The first official sighting of the new kit came via a picture posted on Twitter by Jack Wilshere. The England midfielder returned to his former school and attended a training session at The Priory School in Hitchin, Hertfordshire, where he picked out a student, Jason Kelly (featured in the photo below), to wear and reveal the new shirt to the world for the first time.
“This is where my dream of playing for England started and it’s great to be back here to see a new generation playing with the same passion,” Wilshere said. “I gave Jason the shirt because his commitment and work-rate really impressed me today, he showed that it’s what you do on the pitch that matters — from your first match as a nine year-old all the way up to the international stage.”
The plain design has already drawn comparison with Germany kits from the 1960’s and 70’s. Early fan reaction was mixed at the unveiling with many commenting on Twitter that the kit looked too German with its very dark collar, but there was also praise for the simple design.

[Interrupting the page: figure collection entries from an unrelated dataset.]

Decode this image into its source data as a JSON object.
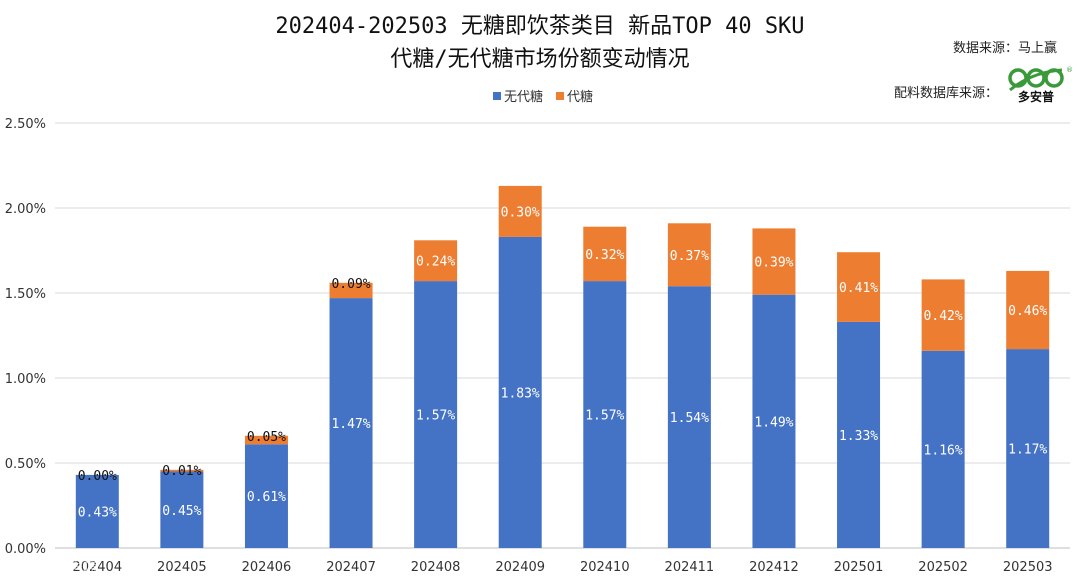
{
  "chart_data": {
    "type": "bar",
    "stacked": true,
    "title_line1": "202404-202503 无糖即饮茶类目 新品TOP 40 SKU",
    "title_line2": "代糖/无代糖市场份额变动情况",
    "categories": [
      "202404",
      "202405",
      "202406",
      "202407",
      "202408",
      "202409",
      "202410",
      "202411",
      "202412",
      "202501",
      "202502",
      "202503"
    ],
    "series": [
      {
        "name": "无代糖",
        "color": "#4472C4",
        "label_color": "#ffffff",
        "values": [
          0.43,
          0.45,
          0.61,
          1.47,
          1.57,
          1.83,
          1.57,
          1.54,
          1.49,
          1.33,
          1.16,
          1.17
        ],
        "labels": [
          "0.43%",
          "0.45%",
          "0.61%",
          "1.47%",
          "1.57%",
          "1.83%",
          "1.57%",
          "1.54%",
          "1.49%",
          "1.33%",
          "1.16%",
          "1.17%"
        ]
      },
      {
        "name": "代糖",
        "color": "#ED7D31",
        "label_color": "#ffffff",
        "values": [
          0.0,
          0.01,
          0.05,
          0.09,
          0.24,
          0.3,
          0.32,
          0.37,
          0.39,
          0.41,
          0.42,
          0.46
        ],
        "labels": [
          "0.00%",
          "0.01%",
          "0.05%",
          "0.09%",
          "0.24%",
          "0.30%",
          "0.32%",
          "0.37%",
          "0.39%",
          "0.41%",
          "0.42%",
          "0.46%"
        ]
      }
    ],
    "ylim": [
      0,
      2.5
    ],
    "yticks": [
      0,
      0.5,
      1.0,
      1.5,
      2.0,
      2.5
    ],
    "ytick_labels": [
      "0.00%",
      "0.50%",
      "1.00%",
      "1.50%",
      "2.00%",
      "2.50%"
    ],
    "grid": true,
    "legend_position": "top-center"
  },
  "source": {
    "data_source": "数据来源：马上赢",
    "db_source": "配料数据库来源：",
    "logo_text": "多安普"
  },
  "watermark": "大数跨境",
  "colors": {
    "gridline": "#d9d9d9",
    "axis": "#bfbfbf",
    "logo_green": "#3a9a3a"
  }
}
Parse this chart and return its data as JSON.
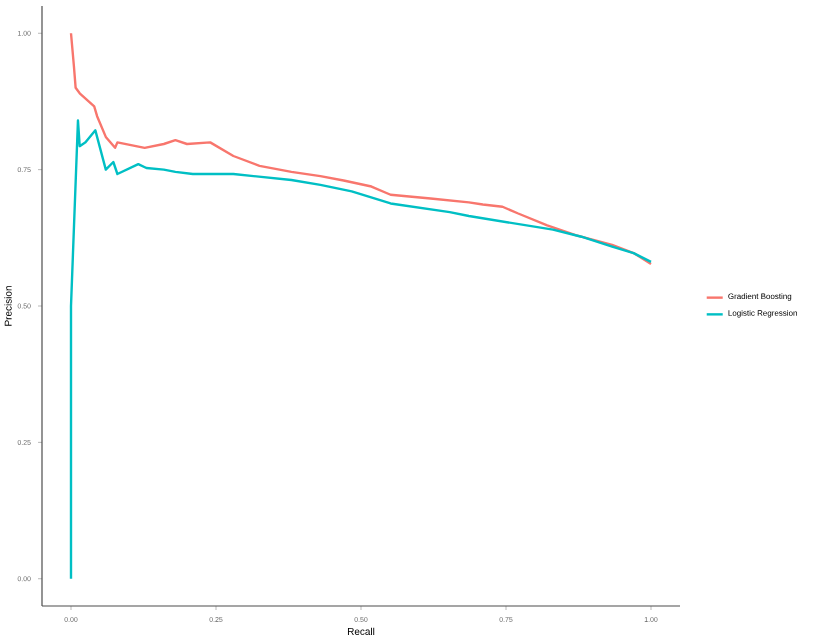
{
  "chart_data": {
    "type": "line",
    "xlabel": "Recall",
    "ylabel": "Precision",
    "xlim": [
      -0.05,
      1.05
    ],
    "ylim": [
      -0.05,
      1.05
    ],
    "xticks": [
      {
        "value": 0,
        "label": "0.00"
      },
      {
        "value": 0.25,
        "label": "0.25"
      },
      {
        "value": 0.5,
        "label": "0.50"
      },
      {
        "value": 0.75,
        "label": "0.75"
      },
      {
        "value": 1,
        "label": "1.00"
      }
    ],
    "yticks": [
      {
        "value": 0,
        "label": "0.00"
      },
      {
        "value": 0.25,
        "label": "0.25"
      },
      {
        "value": 0.5,
        "label": "0.50"
      },
      {
        "value": 0.75,
        "label": "0.75"
      },
      {
        "value": 1,
        "label": "1.00"
      }
    ],
    "grid": false,
    "legend": "right",
    "marker": "none",
    "line_style": "solid",
    "series": [
      {
        "name": "Gradient Boosting",
        "color": "#f8766d",
        "x": [
          0,
          0.005,
          0.008,
          0.015,
          0.04,
          0.045,
          0.06,
          0.076,
          0.08,
          0.127,
          0.16,
          0.18,
          0.2,
          0.24,
          0.28,
          0.325,
          0.38,
          0.43,
          0.47,
          0.518,
          0.551,
          0.62,
          0.686,
          0.71,
          0.744,
          0.77,
          0.821,
          0.87,
          0.933,
          0.97,
          1.0
        ],
        "values": [
          1.0,
          0.94,
          0.9,
          0.89,
          0.866,
          0.848,
          0.81,
          0.79,
          0.8,
          0.79,
          0.797,
          0.804,
          0.797,
          0.8,
          0.775,
          0.757,
          0.746,
          0.738,
          0.73,
          0.719,
          0.704,
          0.697,
          0.69,
          0.686,
          0.682,
          0.67,
          0.648,
          0.63,
          0.612,
          0.597,
          0.577
        ]
      },
      {
        "name": "Logistic Regression",
        "color": "#00bfc4",
        "x": [
          0,
          0,
          0.012,
          0.015,
          0.025,
          0.042,
          0.06,
          0.073,
          0.08,
          0.116,
          0.13,
          0.16,
          0.18,
          0.21,
          0.28,
          0.38,
          0.43,
          0.484,
          0.551,
          0.653,
          0.686,
          0.744,
          0.831,
          0.88,
          0.933,
          0.97,
          1.0
        ],
        "values": [
          0,
          0.5,
          0.84,
          0.793,
          0.8,
          0.822,
          0.75,
          0.764,
          0.742,
          0.76,
          0.753,
          0.75,
          0.746,
          0.742,
          0.742,
          0.731,
          0.722,
          0.71,
          0.688,
          0.672,
          0.665,
          0.655,
          0.64,
          0.627,
          0.609,
          0.597,
          0.581
        ]
      }
    ]
  }
}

On their website Nike explain the ideas behind the design.
“A clean, distinctive design takes the kit back to its roots with its traditional colours of white and dark blue to celebrate the Football Association’s 150th anniversary. The iconic three lions crest was prominently featured in dark blue on the team’s first kit, and once again, the crest is the proud focus – now with a gold border, a gold star above it signifying England’s World Cup win, and a gold ribbon graphic below inscribed with “150 years” and the dates 1863 and 2013, marking the Football Association’s anniversary.
The blue on the new kit is the same dark blue colour that featured on England’s first kit. Embodying the clean lines and understated style of the best of English fashion, the white shirt features a dark blue classic crew neck collar; while two side vents on the hem of the shirt subtly feature the St George’s cross. The shorts are entirely dark blue and the socks are white with a thin dark blue band at the top.
The kit showcases Nike’s belief in style, craft and pride while aiding the performance of players with key technological features.”
So that’s Nike’s thinking behind the controversial design…but what do you think? Comments welcome below.
The new kit will make its first appearance in the friendly game with the Republic of Ireland on May 29th 2013.